„Zum einen verfolgt das beklagte Land mit der offensichtlich im Wege des Bieterverfahrens vorgesehenen Privatisierung seiner Anteile an der Fernwasserversorgung ein primär anderes Ziel, als es bislang die Träger öffentlicher Belange im Rahmen dieser Fernwasserversorgung gemeinsam verfolgt haben. Genauso steht zu erwarten, dass der private Investor mit einer anderen Philosophie in seine Beteiligung hineingeht.“
Nach Auffassung des Gerichtes werden dadurch zugleich die Interessen der KWL nachhaltig und nachteilig berührt. Insofern liegt in diesem Verhalten eine Umgehung vor, da ein aufgrund vertraglicher Regelungen nicht unmittelbar erreichbares Ziel unter Aushebelung der Interessen des Vertragspartners sozusagen auf kaltem Wege erreicht wird. Es hätte nämlich auch andere Möglichkeiten gegeben, eine entsprechende Übertragung vorzunehmen.

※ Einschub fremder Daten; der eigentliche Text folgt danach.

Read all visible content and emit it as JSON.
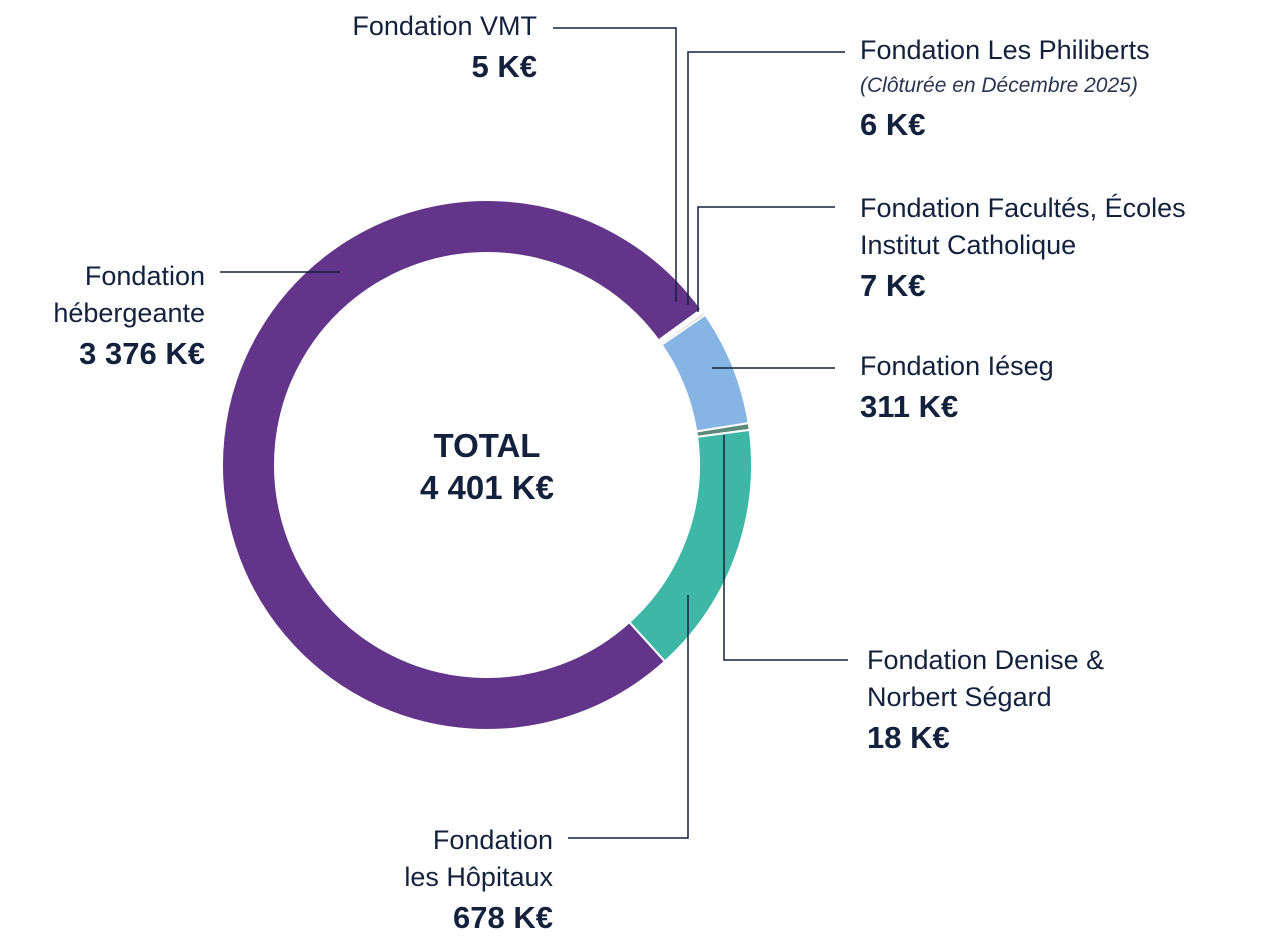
{
  "chart_data": {
    "type": "donut",
    "categories": [
      "Fondation VMT",
      "Fondation Les Philiberts",
      "Fondation Facultés, Écoles Institut Catholique",
      "Fondation Iéseg",
      "Fondation Denise & Norbert Ségard",
      "Fondation les Hôpitaux",
      "Fondation hébergeante"
    ],
    "values": [
      5,
      6,
      7,
      311,
      18,
      678,
      3376
    ],
    "value_labels": [
      "5 K€",
      "6 K€",
      "7 K€",
      "311 K€",
      "18 K€",
      "678 K€",
      "3 376 K€"
    ],
    "colors": [
      "#e0474c",
      "#eee8e2",
      "#b99f80",
      "#86b4e3",
      "#5b8a77",
      "#3fb7a7",
      "#62358a"
    ],
    "annotation": "(Clôturée en Décembre 2025)",
    "center_title": "TOTAL",
    "center_label": "4 401 K€"
  }
}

„Besondere Gründe, warum das beklagte Land an der nun einmal mit der Klägerin getroffenen Vereinbarung nicht mehr festhalten muss, sind nicht ersichtlich. Fiskalische Gründe des beklagten Landes reichen jedenfalls nicht aus, um sich über die vertraglichen Vereinbarungen, die man letztlich beeinflussen konnte, hinwegzusetzen.“
Frau Präsidentin! Meine sehr geehrten Damen und Herren! Wir beschließen heute über die Neuordnung des Talsperrenbetriebes in Sachsen-Anhalt und über die Neuregelung der Fernwasserversorgung. Der Gesetzentwurf bringt uns eine Trennung hoheitlicher Aufgaben und eröffnet die Möglichkeit, privatwirtschaftlich tätig zu werden. Mit dem Gesetz findet noch keine Privatisierung statt, wie hier dargestellt wurde, sondern es wird erst einmal eine Grundlage dafür geschaffen, dass hoheitliche und nichthoheitliche Aufgaben getrennt werden können.

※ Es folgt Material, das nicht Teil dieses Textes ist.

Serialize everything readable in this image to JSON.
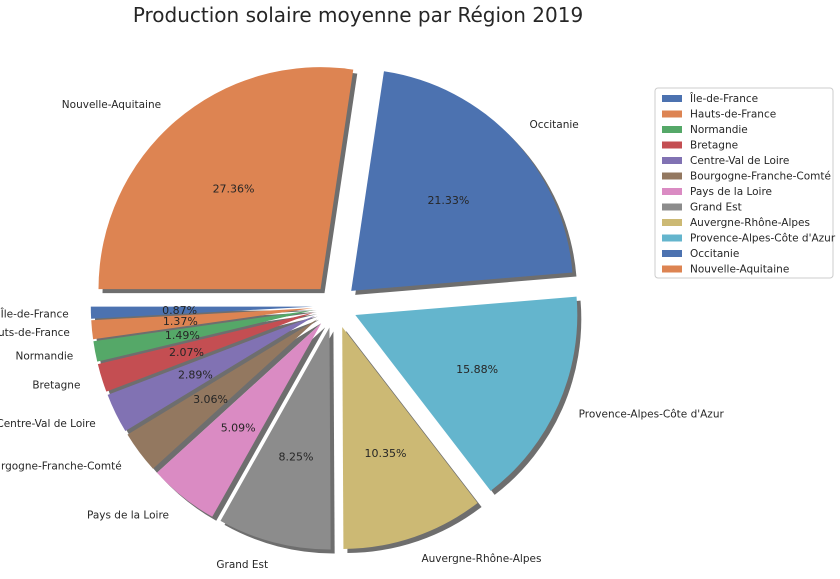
{
  "chart_data": {
    "type": "pie",
    "title": "Production solaire moyenne par Région 2019",
    "legend_position": "right",
    "start_angle_deg": 180,
    "direction": "counterclockwise",
    "shadow": true,
    "slices": [
      {
        "label": "Île-de-France",
        "value": 0.87,
        "pct_label": "0.87%",
        "color": "#4c72b0",
        "explode": 0.1
      },
      {
        "label": "Hauts-de-France",
        "value": 1.37,
        "pct_label": "1.37%",
        "color": "#dd8452",
        "explode": 0.1
      },
      {
        "label": "Normandie",
        "value": 1.49,
        "pct_label": "1.49%",
        "color": "#55a868",
        "explode": 0.1
      },
      {
        "label": "Bretagne",
        "value": 2.07,
        "pct_label": "2.07%",
        "color": "#c44e52",
        "explode": 0.1
      },
      {
        "label": "Centre-Val de Loire",
        "value": 2.89,
        "pct_label": "2.89%",
        "color": "#8172b3",
        "explode": 0.1
      },
      {
        "label": "Bourgogne-Franche-Comté",
        "value": 3.06,
        "pct_label": "3.06%",
        "color": "#937860",
        "explode": 0.1
      },
      {
        "label": "Pays de la Loire",
        "value": 5.09,
        "pct_label": "5.09%",
        "color": "#da8bc3",
        "explode": 0.1
      },
      {
        "label": "Grand Est",
        "value": 8.25,
        "pct_label": "8.25%",
        "color": "#8c8c8c",
        "explode": 0.1
      },
      {
        "label": "Auvergne-Rhône-Alpes",
        "value": 10.35,
        "pct_label": "10.35%",
        "color": "#ccb974",
        "explode": 0.1
      },
      {
        "label": "Provence-Alpes-Côte d'Azur",
        "value": 15.88,
        "pct_label": "15.88%",
        "color": "#64b5cd",
        "explode": 0.1
      },
      {
        "label": "Occitanie",
        "value": 21.33,
        "pct_label": "21.33%",
        "color": "#4c72b0",
        "explode": 0.1
      },
      {
        "label": "Nouvelle-Aquitaine",
        "value": 27.36,
        "pct_label": "27.36%",
        "color": "#dd8452",
        "explode": 0.1
      }
    ]
  }
}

Die Landesregierung und auch die Koalition sind einhellig der Meinung - so gibt es der Gesetzentwurf auch eindeutig wieder, Herr Dr. Köck -, dass der Vertrieb von Rohwasser eben weiterhin im hoheitlichen Bereich bleibt. Im Gegensatz zu Ihrer Darstellung wird dieser
Bereich nicht privatisiert und auch nicht in eine GmbH umgewandelt. Ich möchte unterstreichen, dass es noch keine Privatisierung bedeutet, wenn wir eine reine Rechtsformveränderung vornehmen.

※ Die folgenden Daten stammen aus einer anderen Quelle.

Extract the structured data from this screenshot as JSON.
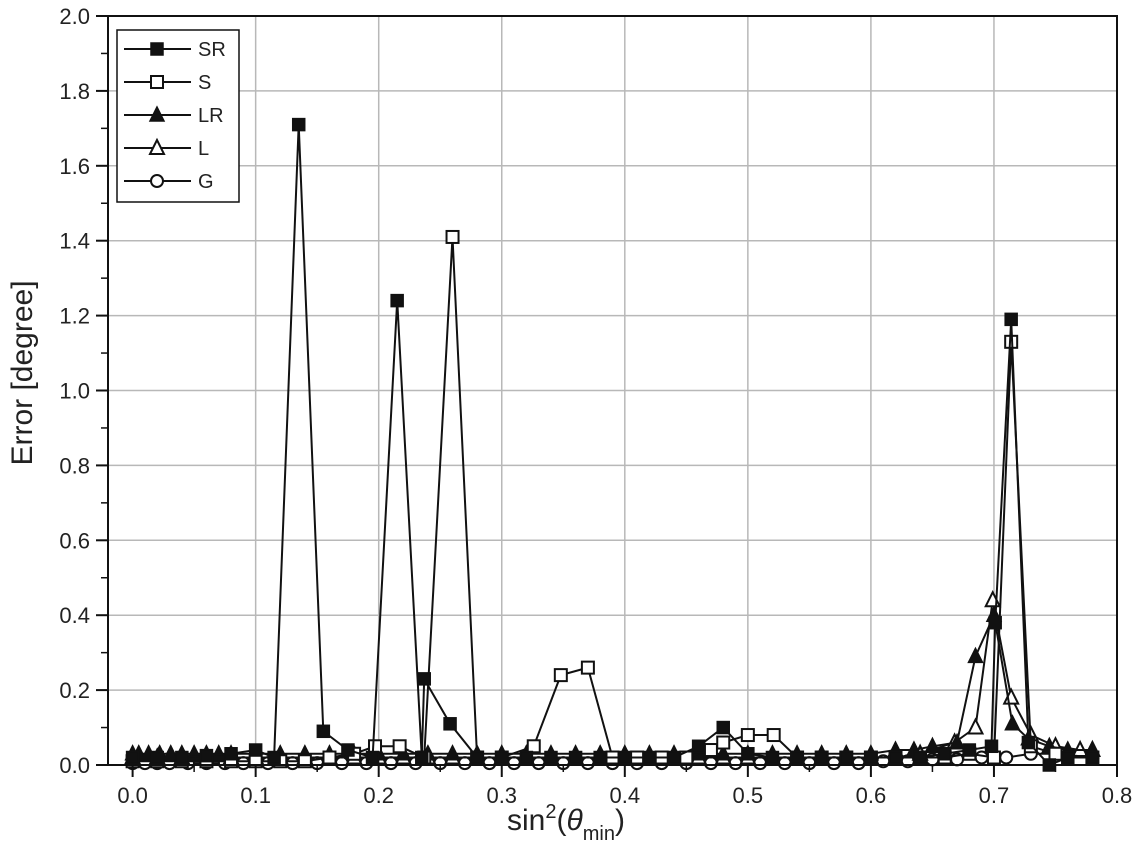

Sie haben zuvor ausgeführt, dass wir im Gegensatz zum Investitionserleichterungsgesetz gerade bei diesem Gesetzentwurf auf die Opposition nicht zugegangen sind. Das empfinde ich als ein starkes Stück, sind wir doch gerade in diesem Bereich unter vehementen Protesten auch teilweise von den eigenen Leuten ganz elementar auf Sie zugegangen.
So haben wir der Durchführung einer Anhörung zugestimmt und deutlich gemacht, dass wir an dem ordnungspolitischen Ziel festhalten, eine Trennung beizubehalten. Aber all das wird nicht gesehen. Wir sind sehr vehement und sehr stark auf Sie zugegangen, sodass ich diesen Vorwurf deutlich zurückweisen möchte.
Sie sprachen sich dafür aus, die Kommunen für die Fernwasserversorgung zuständig zu machen. Auch das halte ich für einen großen Fehler. Gerade die Kommunen sind nicht für die Übernahme der Fernwasserversorgung geeignet, da sie nur beschränkte Zugriffmöglichkeiten, eben auf ihrem Gemeindegebiet, haben. Wollen Sie dafür noch einmal Zweckverbände gründen, die dafür zuständig sein sollen, oder wie soll das laufen? Ich denke, das ist genau der falsche Weg.
Sie haben auch ausgeführt - das ist natürlich richtig -, dass es einen einstweiligen Rechtsschutz gibt, durch den es dem Land zunächst einmal untersagt ist, die gegründete GmbH so zu verkaufen, dass sich die Mehrheitsverhältnisse in den GbRs ändern würden. Das ist richtig. Es ändert aber trotzdem nichts an dem richtigen Ziel, grundsätzlich hoheitliche und private Dinge zu trennen und das ordnungspolitisch auch im Gesetz zu manifestieren.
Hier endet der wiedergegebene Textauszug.